Well not quite :smile:

My position was pretty much bob on apart from the fact that my knee was a good 20mm behind the pedal spindle.
So because everything else was almost perfect, this means that my stem needs to be increased by 20mm to retain my good posture.. and because I'm already running a 120, this poses me a few problems.

Hardly anyone makes a 140mm stem.

Found one though - 3T make one (ARX Team) that looks splendid. It means getting rid of the Ritchey WCS Carbon, and getting alu instead, but I don't think the weight penalty will be noticable, if there at all. Anyone tried this one?

So now I've changed one part of the finishing kit, it makes me want to change the rest, because I'm Ritchey all round currently. The seatpost needs to be replaced ideally anyway because it seems the seat tube angle makes it impossible to get the saddle level. It's only a couple of mm out, but if I'm doing the stem I may as well do the seatpost.
The 3T Stylus 0 Team looks great. I wanted to stay carbon for comfort and it matches the stem perfectly. Anyone got one?

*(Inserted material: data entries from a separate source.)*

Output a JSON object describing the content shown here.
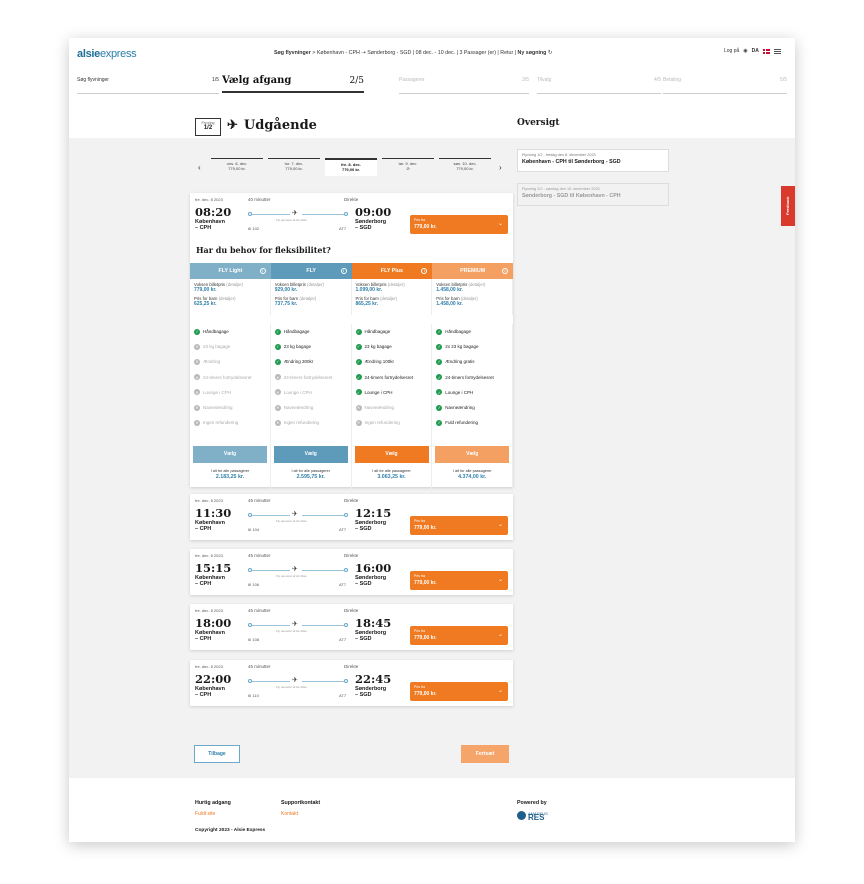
{
  "header": {
    "logo_a": "alsie",
    "logo_b": "express",
    "summary_a": "Søg flyvninger",
    "summary_b": " > København - CPH ⇢ Sønderborg - SGD | 08 dec. - 10 dec. | 3 Passager (er) | Retur | ",
    "new_search": "Ny søgning",
    "login": "Log på",
    "lang": "DA"
  },
  "steps": [
    {
      "label": "Søg flyvninger",
      "num": "1/5"
    },
    {
      "label": "Vælg afgang",
      "num": "2/5"
    },
    {
      "label": "Passagerer",
      "num": "3/5"
    },
    {
      "label": "Tilvalg",
      "num": "4/5"
    },
    {
      "label": "Betaling",
      "num": "5/5"
    }
  ],
  "leg": {
    "small": "Flyvning",
    "num": "1/2",
    "title": "Udgående"
  },
  "overview": {
    "title": "Oversigt",
    "cards": [
      {
        "sub": "Flyvning 1/2 - fredag den 8. december 2023",
        "title": "København - CPH til Sønderborg - SGD"
      },
      {
        "sub": "Flyvning 2/2 - søndag den 10. december 2023",
        "title": "Sønderborg - SGD til København - CPH"
      }
    ]
  },
  "dates": [
    {
      "d": "ons. 6. dec.",
      "p": "779,00 kr."
    },
    {
      "d": "tor. 7. dec.",
      "p": "779,00 kr."
    },
    {
      "d": "fre. 8. dec.",
      "p": "779,00 kr."
    },
    {
      "d": "lør. 9. dec.",
      "p": "⊘"
    },
    {
      "d": "søn. 10. dec.",
      "p": "779,00 kr."
    }
  ],
  "flights": [
    {
      "date": "fre. dec. 8 2023",
      "dep": "08:20",
      "dep_city": "København",
      "dep_code": "– CPH",
      "dur": "40 minutter",
      "direct": "Direkte",
      "oper": "Fly opereret af Air Alsie",
      "fno": "6I 102",
      "acft": "AT7",
      "arr": "09:00",
      "arr_city": "Sønderborg",
      "arr_code": "– SGD",
      "price_lbl": "Pris fra",
      "price": "779,00 kr."
    },
    {
      "date": "fre. dec. 8 2023",
      "dep": "11:30",
      "dep_city": "København",
      "dep_code": "– CPH",
      "dur": "45 minutter",
      "direct": "Direkte",
      "oper": "Fly opereret af Air Alsie",
      "fno": "6I 104",
      "acft": "AT7",
      "arr": "12:15",
      "arr_city": "Sønderborg",
      "arr_code": "– SGD",
      "price_lbl": "Pris fra",
      "price": "779,00 kr."
    },
    {
      "date": "fre. dec. 8 2023",
      "dep": "15:15",
      "dep_city": "København",
      "dep_code": "– CPH",
      "dur": "45 minutter",
      "direct": "Direkte",
      "oper": "Fly opereret af Air Alsie",
      "fno": "6I 106",
      "acft": "AT7",
      "arr": "16:00",
      "arr_city": "Sønderborg",
      "arr_code": "– SGD",
      "price_lbl": "Pris fra",
      "price": "779,00 kr."
    },
    {
      "date": "fre. dec. 8 2023",
      "dep": "18:00",
      "dep_city": "København",
      "dep_code": "– CPH",
      "dur": "45 minutter",
      "direct": "Direkte",
      "oper": "Fly opereret af Air Alsie",
      "fno": "6I 108",
      "acft": "AT7",
      "arr": "18:45",
      "arr_city": "Sønderborg",
      "arr_code": "– SGD",
      "price_lbl": "Pris fra",
      "price": "779,00 kr."
    },
    {
      "date": "fre. dec. 8 2023",
      "dep": "22:00",
      "dep_city": "København",
      "dep_code": "– CPH",
      "dur": "45 minutter",
      "direct": "Direkte",
      "oper": "Fly opereret af Air Alsie",
      "fno": "6I 110",
      "acft": "AT7",
      "arr": "22:45",
      "arr_city": "Sønderborg",
      "arr_code": "– SGD",
      "price_lbl": "Pris fra",
      "price": "779,00 kr."
    }
  ],
  "flex_q": "Har du behov for fleksibilitet?",
  "fares": [
    {
      "name": "FLY Light",
      "color": "#7fb0c8",
      "adult_lbl": "Voksen billetpris",
      "adult": "779,00 kr.",
      "child_lbl": "Pris for barn",
      "child": "625,25 kr.",
      "detail": "(detaljer)",
      "btn": "Vælg",
      "btn_color": "#7fb0c8",
      "tot_lbl": "I alt for alle passagerer",
      "total": "2.183,25 kr.",
      "feats": [
        [
          "Håndbagage",
          1
        ],
        [
          "23 kg bagage",
          0
        ],
        [
          "Ændring",
          0
        ],
        [
          "24-timers fortrydelsesret",
          0
        ],
        [
          "Lounge i CPH",
          0
        ],
        [
          "Navneændring",
          0
        ],
        [
          "Ingen refundering",
          0
        ]
      ]
    },
    {
      "name": "FLY",
      "color": "#5e9bbb",
      "adult_lbl": "Voksen billetpris",
      "adult": "929,00 kr.",
      "child_lbl": "Pris for barn",
      "child": "737,75 kr.",
      "detail": "(detaljer)",
      "btn": "Vælg",
      "btn_color": "#5e9bbb",
      "tot_lbl": "I alt for alle passagerer",
      "total": "2.595,75 kr.",
      "feats": [
        [
          "Håndbagage",
          1
        ],
        [
          "23 kg bagage",
          1
        ],
        [
          "Ændring 300kr",
          1
        ],
        [
          "24-timers fortrydelsesret",
          0
        ],
        [
          "Lounge i CPH",
          0
        ],
        [
          "Navneændring",
          0
        ],
        [
          "Ingen refundering",
          0
        ]
      ]
    },
    {
      "name": "FLY Plus",
      "color": "#ef7a21",
      "adult_lbl": "Voksen billetpris",
      "adult": "1.099,00 kr.",
      "child_lbl": "Pris for barn",
      "child": "865,25 kr.",
      "detail": "(detaljer)",
      "btn": "Vælg",
      "btn_color": "#ef7a21",
      "tot_lbl": "I alt for alle passagerer",
      "total": "3.063,25 kr.",
      "feats": [
        [
          "Håndbagage",
          1
        ],
        [
          "23 kg bagage",
          1
        ],
        [
          "Ændring 100kr",
          1
        ],
        [
          "24-timers fortrydelsesret",
          1
        ],
        [
          "Lounge i CPH",
          1
        ],
        [
          "Navneændring",
          0
        ],
        [
          "Ingen refundering",
          0
        ]
      ]
    },
    {
      "name": "PREMIUM",
      "color": "#f4a062",
      "adult_lbl": "Voksen billetpris",
      "adult": "1.458,00 kr.",
      "child_lbl": "Pris for barn",
      "child": "1.458,00 kr.",
      "detail": "(detaljer)",
      "btn": "Vælg",
      "btn_color": "#f4a062",
      "tot_lbl": "I alt for alle passagerer",
      "total": "4.374,00 kr.",
      "feats": [
        [
          "Håndbagage",
          1
        ],
        [
          "2x 23 kg bagage",
          1
        ],
        [
          "Ændring gratis",
          1
        ],
        [
          "24-timers fortrydelsesret",
          1
        ],
        [
          "Lounge i CPH",
          1
        ],
        [
          "Navneændring",
          1
        ],
        [
          "Fuld refundering",
          1
        ]
      ]
    }
  ],
  "buttons": {
    "back": "Tilbage",
    "next": "Fortsæt"
  },
  "feedback": "Feedback",
  "footer": {
    "quick": "Hurtig adgang",
    "quick_link": "Fuldt site",
    "support": "Supportkontakt",
    "support_link": "Kontakt",
    "powered": "Powered by",
    "res_small": "AMADEUS",
    "res": "RES",
    "copyright": "Copyright 2023 - Alsie Express"
  }
}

So now what about bars? They do an ErgoNova Team (Carbon) or Pro (Alu) and there's about £100 difference in price. Yes it's 60g lighter, but do I really need carbon bars? What are the benefits? What are the drawbacks? I've heard that a lot of pros use alu bars, or is that just stems?

Anyway, any advice would be gratefully received.
 

screenman

Legendary Member
60g lighter, could you live with your bike if you put the extra weight on.^_^

Is the frame the wrong size 140 is a long way off not sure I could see the computer from that far away.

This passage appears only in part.